Intermittent fasting is an effective way to manage your weight.
Intermittent fasting is an effective way to manage your weight.

3. End my gym membership

I was a member of a great gym in my neighborhood. It was expensive and I did not go that much. The membership was not worth the money, so I ended it. They charged me a ton of money to quit which was annoying. Also, I noticed that many members were there more to socialize than work out. It some ways it was like a bar – a meat market, just with leaner meat. I am not anti-gym. The condo building I live in has a large gym. That is where I work out nowadays if I need any equipment. Most days I stick with bodyweight exercises.

No chance I am ever going to look like these guys.
No chance I am ever going to look like these guys.

I decided not to change everything

Some people are really good at making many changes all at once. I am not that kind of person. I find it difficult to change. I try to focus on a few major changes that create the biggest impact rather than coming up with a whole new plan all at once. I have tried that approach before. Simply put – it has never worked well for me. With that thought in mind – I deliberately decided to keep three things the same.

1. Run a race at least once a month

A few years ago I set a goal to run a race each month. This goal holds me accountable and inspires me to keep training. Each race provides an indicator of my fitness. The clock never lies. If you run the same race year over year you also get data points to compare how you are doing in the long-term. Races are usually a positive experience for me. They give me the opportunity to participate in an activity I enjoy with others. I decided to maintain this goal moving forward. It confirmed if my new training approach is working. It is.

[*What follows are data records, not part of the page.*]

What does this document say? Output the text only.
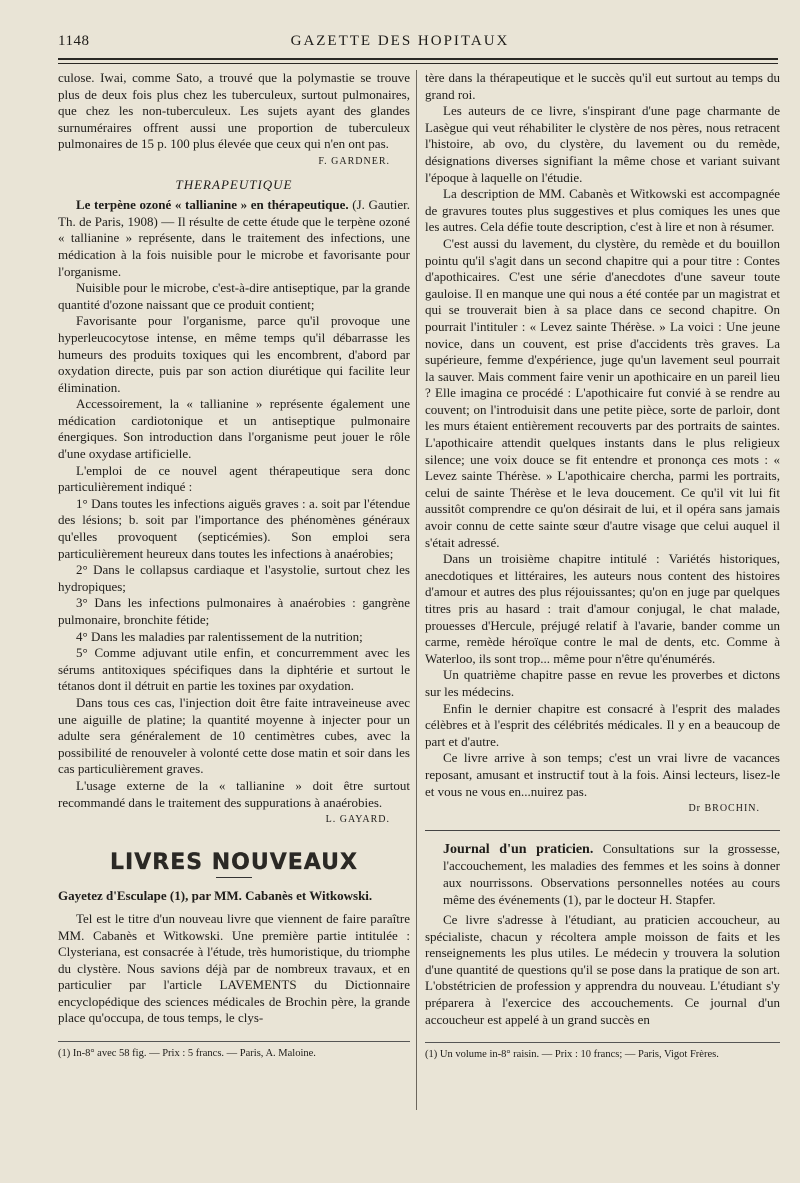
1148	GAZETTE DES HOPITAUX

culose. Iwai, comme Sato, a trouvé que la polymastie se trouve plus de deux fois plus chez les tuberculeux, surtout pulmonaires, que chez les non-tuberculeux. Les sujets ayant des glandes surnuméraires offrent aussi une proportion de tuberculeux pulmonaires de 15 p. 100 plus élevée que ceux qui n'en ont pas.

F. GARDNER.
THERAPEUTIQUE

Le terpène ozoné « tallianine » en thérapeutique. (J. Gautier. Th. de Paris, 1908) — Il résulte de cette étude que le terpène ozoné « tallianine » représente, dans le traitement des infections, une médication à la fois nuisible pour le microbe et favorisante pour l'organisme.

Nuisible pour le microbe, c'est-à-dire antiseptique, par la grande quantité d'ozone naissant que ce produit contient;

Favorisante pour l'organisme, parce qu'il provoque une hyperleucocytose intense, en même temps qu'il débarrasse les humeurs des produits toxiques qui les encombrent, d'abord par oxydation directe, puis par son action diurétique qui facilite leur élimination.

Accessoirement, la « tallianine » représente également une médication cardiotonique et un antiseptique pulmonaire énergiques. Son introduction dans l'organisme peut jouer le rôle d'une oxydase artificielle.

L'emploi de ce nouvel agent thérapeutique sera donc particulièrement indiqué :

1° Dans toutes les infections aiguës graves : a. soit par l'étendue des lésions; b. soit par l'importance des phénomènes généraux qu'elles provoquent (septicémies). Son emploi sera particulièrement heureux dans toutes les infections à anaérobies;

2° Dans le collapsus cardiaque et l'asystolie, surtout chez les hydropiques;

3° Dans les infections pulmonaires à anaérobies : gangrène pulmonaire, bronchite fétide;

4° Dans les maladies par ralentissement de la nutrition;

5° Comme adjuvant utile enfin, et concurremment avec les sérums antitoxiques spécifiques dans la diphtérie et surtout le tétanos dont il détruit en partie les toxines par oxydation.

Dans tous ces cas, l'injection doit être faite intraveineuse avec une aiguille de platine; la quantité moyenne à injecter pour un adulte sera généralement de 10 centimètres cubes, avec la possibilité de renouveler à volonté cette dose matin et soir dans les cas particulièrement graves.

L'usage externe de la « tallianine » doit être surtout recommandé dans le traitement des suppurations à anaérobies.

L. GAYARD.
LIVRES NOUVEAUX

Gayetez d'Esculape (1), par MM. Cabanès et Witkowski.

Tel est le titre d'un nouveau livre que viennent de faire paraître MM. Cabanès et Witkowski. Une première partie intitulée : Clysteriana, est consacrée à l'étude, très humoristique, du triomphe du clystère. Nous savions déjà par de nombreux travaux, et en particulier par l'article LAVEMENTS du Dictionnaire encyclopédique des sciences médicales de Brochin père, la grande place qu'occupa, de tous temps, le clys-

(1) In-8° avec 58 fig. — Prix : 5 francs. — Paris, A. Maloine.

tère dans la thérapeutique et le succès qu'il eut surtout au temps du grand roi.

Les auteurs de ce livre, s'inspirant d'une page charmante de Lasègue qui veut réhabiliter le clystère de nos pères, nous retracent l'histoire, ab ovo, du clystère, du lavement ou du remède, désignations diverses signifiant la même chose et variant suivant l'époque à laquelle on l'étudie.

La description de MM. Cabanès et Witkowski est accompagnée de gravures toutes plus suggestives et plus comiques les unes que les autres. Cela défie toute description, c'est à lire et non à résumer.

C'est aussi du lavement, du clystère, du remède et du bouillon pointu qu'il s'agit dans un second chapitre qui a pour titre : Contes d'apothicaires. C'est une série d'anecdotes d'une saveur toute gauloise. Il en manque une qui nous a été contée par un magistrat et qui se trouverait bien à sa place dans ce second chapitre. On pourrait l'intituler : « Levez sainte Thérèse. » La voici : Une jeune novice, dans un couvent, est prise d'accidents très graves. La supérieure, femme d'expérience, juge qu'un lavement seul pourrait la sauver. Mais comment faire venir un apothicaire en un pareil lieu ? Elle imagina ce procédé : L'apothicaire fut convié à se rendre au couvent; on l'introduisit dans une petite pièce, sorte de parloir, dont les murs étaient entièrement recouverts par des portraits de saintes. L'apothicaire attendit quelques instants dans le plus religieux silence; une voix douce se fit entendre et prononça ces mots : « Levez sainte Thérèse. » L'apothicaire chercha, parmi les portraits, celui de sainte Thérèse et le leva doucement. Ce qu'il vit lui fit aussitôt comprendre ce qu'on désirait de lui, et il opéra sans jamais avoir connu de cette sainte sœur d'autre visage que celui auquel il s'était adressé.

Dans un troisième chapitre intitulé : Variétés historiques, anecdotiques et littéraires, les auteurs nous content des histoires d'amour et autres des plus réjouissantes; qu'on en juge par quelques titres pris au hasard : trait d'amour conjugal, le chat malade, prouesses d'Hercule, préjugé relatif à l'avarie, bander comme un carme, remède héroïque contre le mal de dents, etc. Comme à Waterloo, ils sont trop... même pour n'être qu'énumérés.

Un quatrième chapitre passe en revue les proverbes et dictons sur les médecins.

Enfin le dernier chapitre est consacré à l'esprit des malades célèbres et à l'esprit des célébrités médicales. Il y en a beaucoup de part et d'autre.

Ce livre arrive à son temps; c'est un vrai livre de vacances reposant, amusant et instructif tout à la fois. Ainsi lecteurs, lisez-le et vous ne vous en...nuirez pas.

Dr BROCHIN.

Journal d'un praticien. Consultations sur la grossesse, l'accouchement, les maladies des femmes et les soins à donner aux nourrissons. Observations personnelles notées au cours même des événements (1), par le docteur H. Stapfer.

Ce livre s'adresse à l'étudiant, au praticien accoucheur, au spécialiste, chacun y récoltera ample moisson de faits et les renseignements les plus utiles. Le médecin y trouvera la solution d'une quantité de questions qu'il se pose dans la pratique de son art. L'obstétricien de profession y apprendra du nouveau. L'étudiant s'y préparera à l'exercice des accouchements. Ce journal d'un accoucheur est appelé à un grand succès en

(1) Un volume in-8° raisin. — Prix : 10 francs; — Paris, Vigot Frères.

I am pleased with my race results.

Riley and I have run a few races together.
Riley and I have run a few races together.

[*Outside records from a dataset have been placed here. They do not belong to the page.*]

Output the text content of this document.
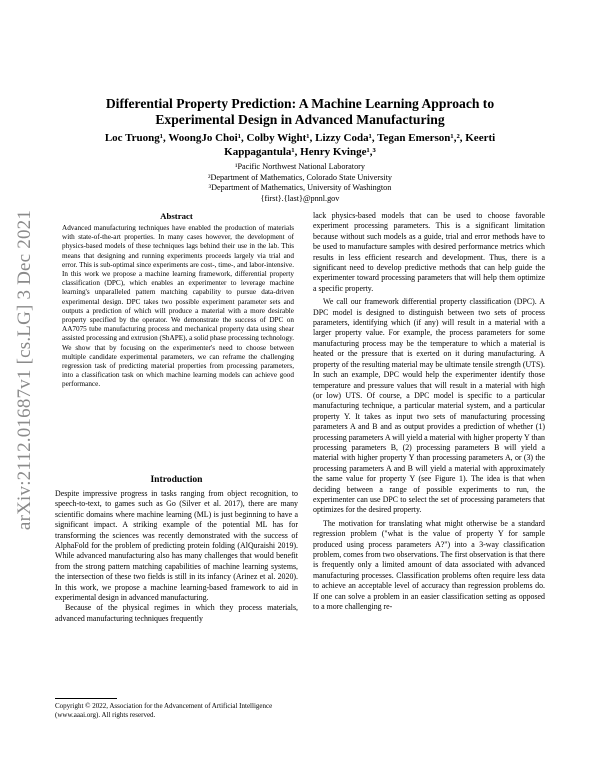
arXiv:2112.01687v1 [cs.LG] 3 Dec 2021
Differential Property Prediction: A Machine Learning Approach to Experimental Design in Advanced Manufacturing
Loc Truong¹, WoongJo Choi¹, Colby Wight¹, Lizzy Coda¹, Tegan Emerson¹,², Keerti Kappagantula¹, Henry Kvinge¹,³
¹Pacific Northwest National Laboratory
²Department of Mathematics, Colorado State University
³Department of Mathematics, University of Washington
{first}.{last}@pnnl.gov
Abstract
Advanced manufacturing techniques have enabled the production of materials with state-of-the-art properties. In many cases however, the development of physics-based models of these techniques lags behind their use in the lab. This means that designing and running experiments proceeds largely via trial and error. This is sub-optimal since experiments are cost-, time-, and labor-intensive. In this work we propose a machine learning framework, differential property classification (DPC), which enables an experimenter to leverage machine learning's unparalleled pattern matching capability to pursue data-driven experimental design. DPC takes two possible experiment parameter sets and outputs a prediction of which will produce a material with a more desirable property specified by the operator. We demonstrate the success of DPC on AA7075 tube manufacturing process and mechanical property data using shear assisted processing and extrusion (ShAPE), a solid phase processing technology. We show that by focusing on the experimenter's need to choose between multiple candidate experimental parameters, we can reframe the challenging regression task of predicting material properties from processing parameters, into a classification task on which machine learning models can achieve good performance.
Introduction

Despite impressive progress in tasks ranging from object recognition, to speech-to-text, to games such as Go (Silver et al. 2017), there are many scientific domains where machine learning (ML) is just beginning to have a significant impact. A striking example of the potential ML has for transforming the sciences was recently demonstrated with the success of AlphaFold for the problem of predicting protein folding (AlQuraishi 2019). While advanced manufacturing also has many challenges that would benefit from the strong pattern matching capabilities of machine learning systems, the intersection of these two fields is still in its infancy (Arinez et al. 2020). In this work, we propose a machine learning-based framework to aid in experimental design in advanced manufacturing.

Because of the physical regimes in which they process materials, advanced manufacturing techniques frequently

Copyright © 2022, Association for the Advancement of Artificial Intelligence (www.aaai.org). All rights reserved.

lack physics-based models that can be used to choose favorable experiment processing parameters. This is a significant limitation because without such models as a guide, trial and error methods have to be used to manufacture samples with desired performance metrics which results in less efficient research and development. Thus, there is a significant need to develop predictive methods that can help guide the experimenter toward processing parameters that will help them optimize a specific property.

We call our framework differential property classification (DPC). A DPC model is designed to distinguish between two sets of process parameters, identifying which (if any) will result in a material with a larger property value. For example, the process parameters for some manufacturing process may be the temperature to which a material is heated or the pressure that is exerted on it during manufacturing. A property of the resulting material may be ultimate tensile strength (UTS). In such an example, DPC would help the experimenter identify those temperature and pressure values that will result in a material with high (or low) UTS. Of course, a DPC model is specific to a particular manufacturing technique, a particular material system, and a particular property Y. It takes as input two sets of manufacturing processing parameters A and B and as output provides a prediction of whether (1) processing parameters A will yield a material with higher property Y than processing parameters B, (2) processing parameters B will yield a material with higher property Y than processing parameters A, or (3) the processing parameters A and B will yield a material with approximately the same value for property Y (see Figure 1). The idea is that when deciding between a range of possible experiments to run, the experimenter can use DPC to select the set of processing parameters that optimizes for the desired property.

The motivation for translating what might otherwise be a standard regression problem ("what is the value of property Y for sample produced using process parameters A?") into a 3-way classification problem, comes from two observations. The first observation is that there is frequently only a limited amount of data associated with advanced manufacturing processes. Classification problems often require less data to achieve an acceptable level of accuracy than regression problems do. If one can solve a problem in an easier classification setting as opposed to a more challenging re-
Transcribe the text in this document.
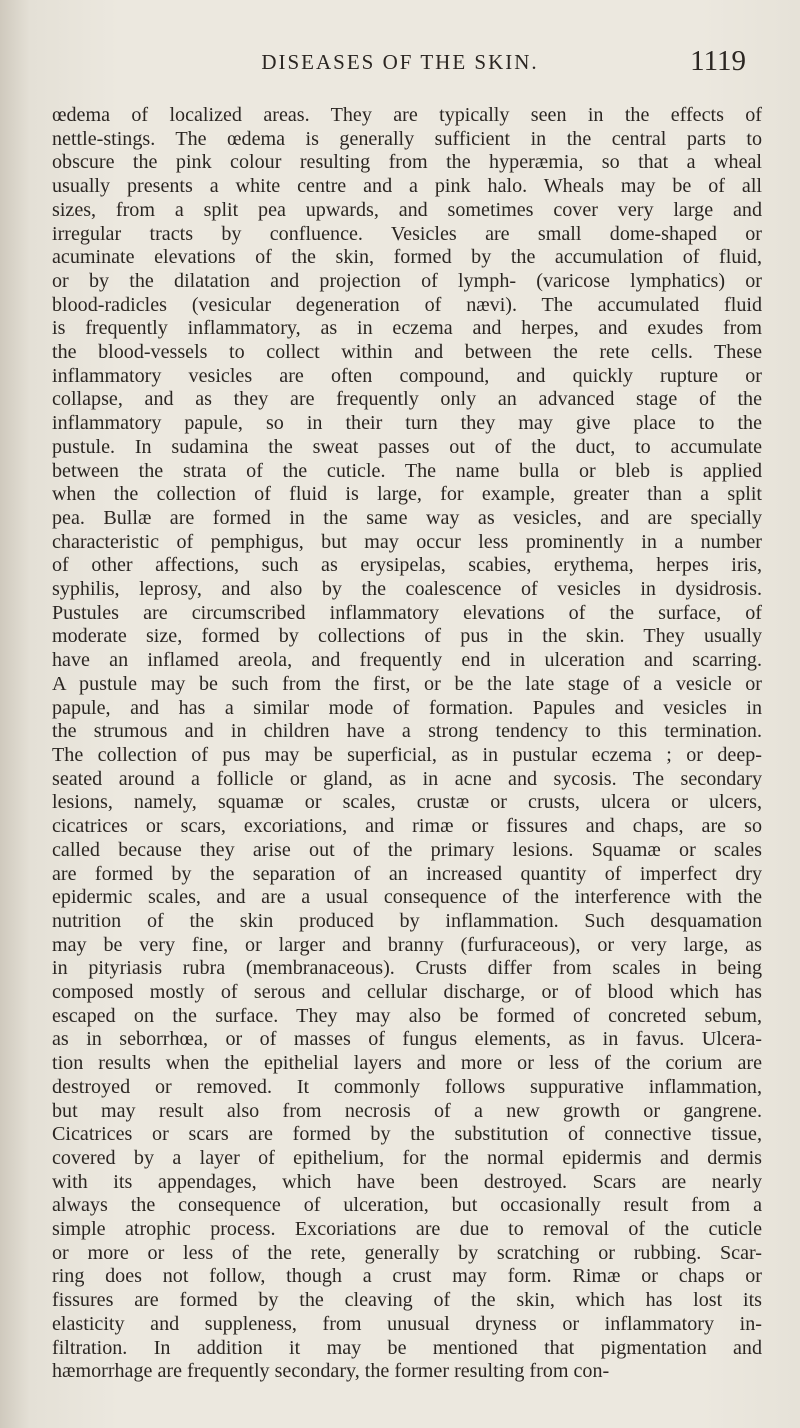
DISEASES OF THE SKIN.	1119
œdema of localized areas. They are typically seen in the effects of
nettle-stings. The œdema is generally sufficient in the central parts to
obscure the pink colour resulting from the hyperæmia, so that a wheal
usually presents a white centre and a pink halo. Wheals may be of all
sizes, from a split pea upwards, and sometimes cover very large and
irregular tracts by confluence. Vesicles are small dome-shaped or
acuminate elevations of the skin, formed by the accumulation of fluid,
or by the dilatation and projection of lymph- (varicose lymphatics) or
blood-radicles (vesicular degeneration of nævi). The accumulated fluid
is frequently inflammatory, as in eczema and herpes, and exudes from
the blood-vessels to collect within and between the rete cells. These
inflammatory vesicles are often compound, and quickly rupture or
collapse, and as they are frequently only an advanced stage of the
inflammatory papule, so in their turn they may give place to the
pustule. In sudamina the sweat passes out of the duct, to accumulate
between the strata of the cuticle. The name bulla or bleb is applied
when the collection of fluid is large, for example, greater than a split
pea. Bullæ are formed in the same way as vesicles, and are specially
characteristic of pemphigus, but may occur less prominently in a number
of other affections, such as erysipelas, scabies, erythema, herpes iris,
syphilis, leprosy, and also by the coalescence of vesicles in dysidrosis.
Pustules are circumscribed inflammatory elevations of the surface, of
moderate size, formed by collections of pus in the skin. They usually
have an inflamed areola, and frequently end in ulceration and scarring.
A pustule may be such from the first, or be the late stage of a vesicle or
papule, and has a similar mode of formation. Papules and vesicles in
the strumous and in children have a strong tendency to this termination.
The collection of pus may be superficial, as in pustular eczema ; or deep-
seated around a follicle or gland, as in acne and sycosis. The secondary
lesions, namely, squamæ or scales, crustæ or crusts, ulcera or ulcers,
cicatrices or scars, excoriations, and rimæ or fissures and chaps, are so
called because they arise out of the primary lesions. Squamæ or scales
are formed by the separation of an increased quantity of imperfect dry
epidermic scales, and are a usual consequence of the interference with the
nutrition of the skin produced by inflammation. Such desquamation
may be very fine, or larger and branny (furfuraceous), or very large, as
in pityriasis rubra (membranaceous). Crusts differ from scales in being
composed mostly of serous and cellular discharge, or of blood which has
escaped on the surface. They may also be formed of concreted sebum,
as in seborrhœa, or of masses of fungus elements, as in favus. Ulcera-
tion results when the epithelial layers and more or less of the corium are
destroyed or removed. It commonly follows suppurative inflammation,
but may result also from necrosis of a new growth or gangrene.
Cicatrices or scars are formed by the substitution of connective tissue,
covered by a layer of epithelium, for the normal epidermis and dermis
with its appendages, which have been destroyed. Scars are nearly
always the consequence of ulceration, but occasionally result from a
simple atrophic process. Excoriations are due to removal of the cuticle
or more or less of the rete, generally by scratching or rubbing. Scar-
ring does not follow, though a crust may form. Rimæ or chaps or
fissures are formed by the cleaving of the skin, which has lost its
elasticity and suppleness, from unusual dryness or inflammatory in-
filtration. In addition it may be mentioned that pigmentation and
hæmorrhage are frequently secondary, the former resulting from con-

2. Drink black coffee and great beer

I drink coffee every morning and beer on weekends. Many diets require you to give up both. I refuse. I have been drinking coffee for decades and do not intend on ever stopping. I actually did some research and it turns out coffee is a superfood if prepared properly. Light roast with nothing added. No cream, sugar, or sugar substitute. Just black coffee. A cup is less than ten calories and my taste buds have adjusted to the flavor. You both know that I enjoy drinking great beer. Quality is more important than quantity to me. That will not change anytime soon. Life is too short for cheap coffee or bad beer.

This book taught me that coffee is a super food.
This book taught me that coffee is a superfood.

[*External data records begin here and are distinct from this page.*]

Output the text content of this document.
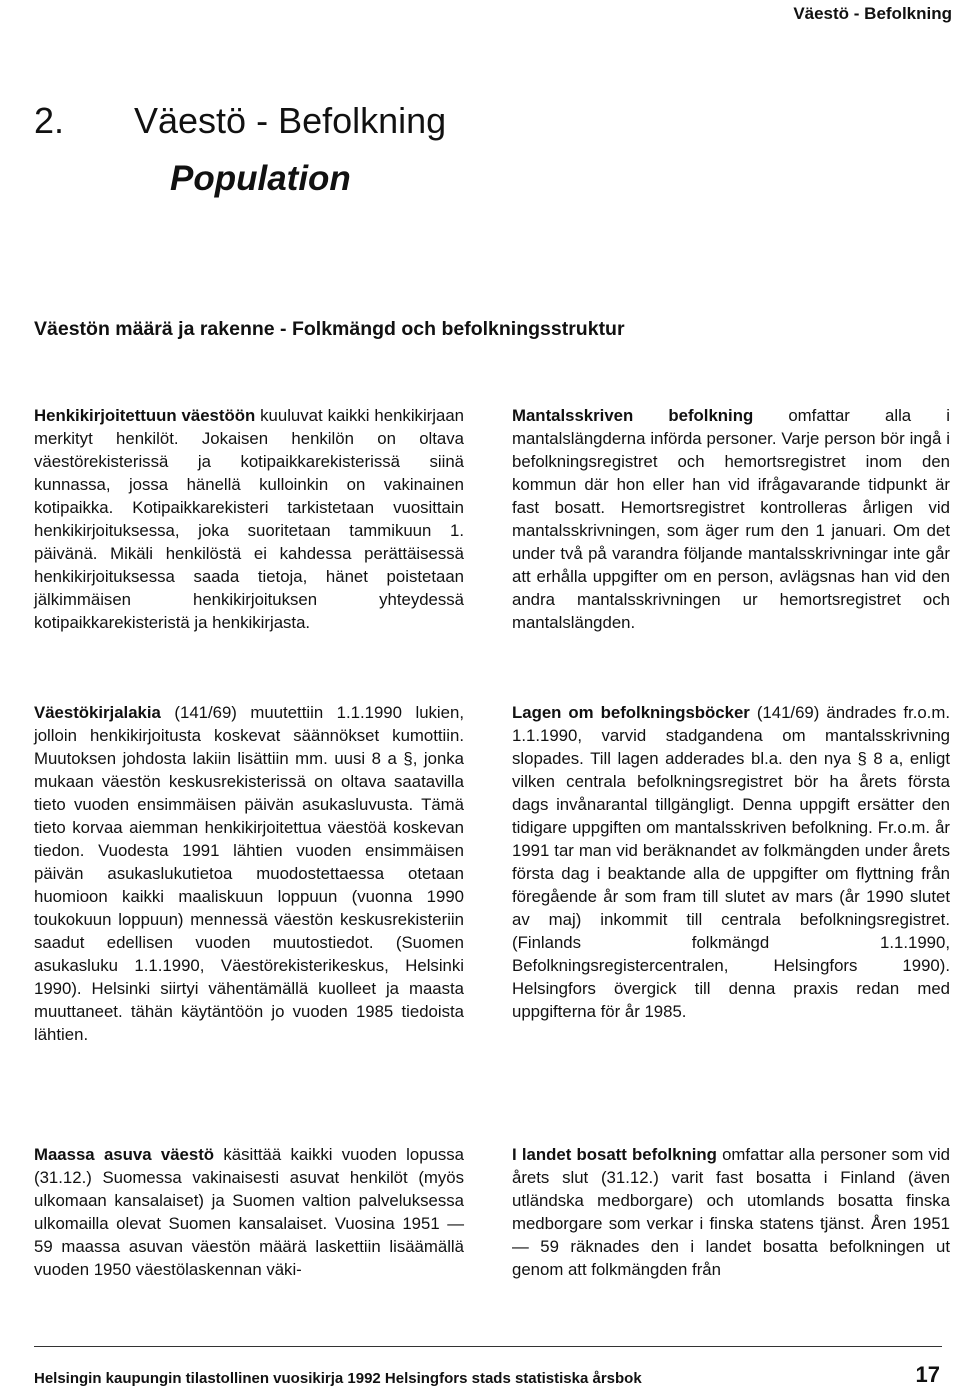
Väestö - Befolkning
2. Väestö - Befolkning
Population
Väestön määrä ja rakenne - Folkmängd och befolkningsstruktur

Henkikirjoitettuun väestöön kuuluvat kaikki henkikirjaan merkityt henkilöt. Jokaisen henkilön on oltava väestörekisterissä ja kotipaikkarekisterissä siinä kunnassa, jossa hänellä kulloinkin on vakinainen kotipaikka. Kotipaikkarekisteri tarkistetaan vuosittain henkikirjoituksessa, joka suoritetaan tammikuun 1. päivänä. Mikäli henkilöstä ei kahdessa perättäisessä henkikirjoituksessa saada tietoja, hänet poistetaan jälkimmäisen henkikirjoituksen yhteydessä kotipaikkarekisteristä ja henkikirjasta.

Väestökirjalakia (141/69) muutettiin 1.1.1990 lukien, jolloin henkikirjoitusta koskevat säännökset kumottiin. Muutoksen johdosta lakiin lisättiin mm. uusi 8 a §, jonka mukaan väestön keskusrekisterissä on oltava saatavilla tieto vuoden ensimmäisen päivän asukasluvusta. Tämä tieto korvaa aiemman henkikirjoitettua väestöä koskevan tiedon. Vuodesta 1991 lähtien vuoden ensimmäisen päivän asukaslukutietoa muodostettaessa otetaan huomioon kaikki maaliskuun loppuun (vuonna 1990 toukokuun loppuun) mennessä väestön keskusrekisteriin saadut edellisen vuoden muutostiedot. (Suomen asukasluku 1.1.1990, Väestörekisterikeskus, Helsinki 1990). Helsinki siirtyi vähentämällä kuolleet ja maasta muuttaneet. tähän käytäntöön jo vuoden 1985 tiedoista lähtien.

Maassa asuva väestö käsittää kaikki vuoden lopussa (31.12.) Suomessa vakinaisesti asuvat henkilöt (myös ulkomaan kansalaiset) ja Suomen valtion palveluksessa ulkomailla olevat Suomen kansalaiset. Vuosina 1951 — 59 maassa asuvan väestön määrä laskettiin lisäämällä vuoden 1950 väestölaskennan väki-

Mantalsskriven befolkning omfattar alla i mantalslängderna införda personer. Varje person bör ingå i befolkningsregistret och hemortsregistret inom den kommun där hon eller han vid ifrågavarande tidpunkt är fast bosatt. Hemortsregistret kontrolleras årligen vid mantalsskrivningen, som äger rum den 1 januari. Om det under två på varandra följande mantalsskrivningar inte går att erhålla uppgifter om en person, avlägsnas han vid den andra mantalsskrivningen ur hemortsregistret och mantalslängden.

Lagen om befolkningsböcker (141/69) ändrades fr.o.m. 1.1.1990, varvid stadgandena om mantalsskrivning slopades. Till lagen adderades bl.a. den nya § 8 a, enligt vilken centrala befolkningsregistret bör ha årets första dags invånarantal tillgängligt. Denna uppgift ersätter den tidigare uppgiften om mantalsskriven befolkning. Fr.o.m. år 1991 tar man vid beräknandet av folkmängden under årets första dag i beaktande alla de uppgifter om flyttning från föregående år som fram till slutet av mars (år 1990 slutet av maj) inkommit till centrala befolkningsregistret. (Finlands folkmängd 1.1.1990, Befolkningsregistercentralen, Helsingfors 1990). Helsingfors övergick till denna praxis redan med uppgifterna för år 1985.

I landet bosatt befolkning omfattar alla personer som vid årets slut (31.12.) varit fast bosatta i Finland (även utländska medborgare) och utomlands bosatta finska medborgare som verkar i finska statens tjänst. Åren 1951 — 59 räknades den i landet bosatta befolkningen ut genom att folkmängden från

Helsingin kaupungin tilastollinen vuosikirja 1992 Helsingfors stads statistiska årsbok	17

3. Perform daily bodyweight exercises

Maintaining my strength is important. Getting to the gym on a regular basis has been a challenge over the past decade. Therefore, I try to perform daily bodyweight exercises. My favorite exercises are push-ups, squats, abs, and burpees. Well – I really don’t like burpees, but man do they work well. I hope to start going to the gym more often. After all, there is one in my building. But, I am more likely to continue performing daily bodyweight exercises.

Push-ups are a great exercise for building upper body strength.
Push-ups are a great exercise for building upper body strength.

Creating the plan was pretty easy

There you have it – my sophisticated plan for staying in shape and maintaining an acceptable body weight. Creating this plan was not that difficult. Making it happen has been the hard part. I have to confess that there have been good weeks and bad ones also. During a good week, I run 3-4 times a week, fast a majority of the week and complete my daily exercises. But some weeks I don’t run as many miles, eat poorly and get lazy about my exercises.

Long-term success is now possible

I am happy to share that there have been more good weeks than bad ones. I am pleased with the results and feel like I have a solid approach moving forward. My doctor was also pleased with the results. My annual physical went well. I shared my plan with her and she endorsed it. Good thing because I turned 50 this year and it is not going to get easier anytime soon.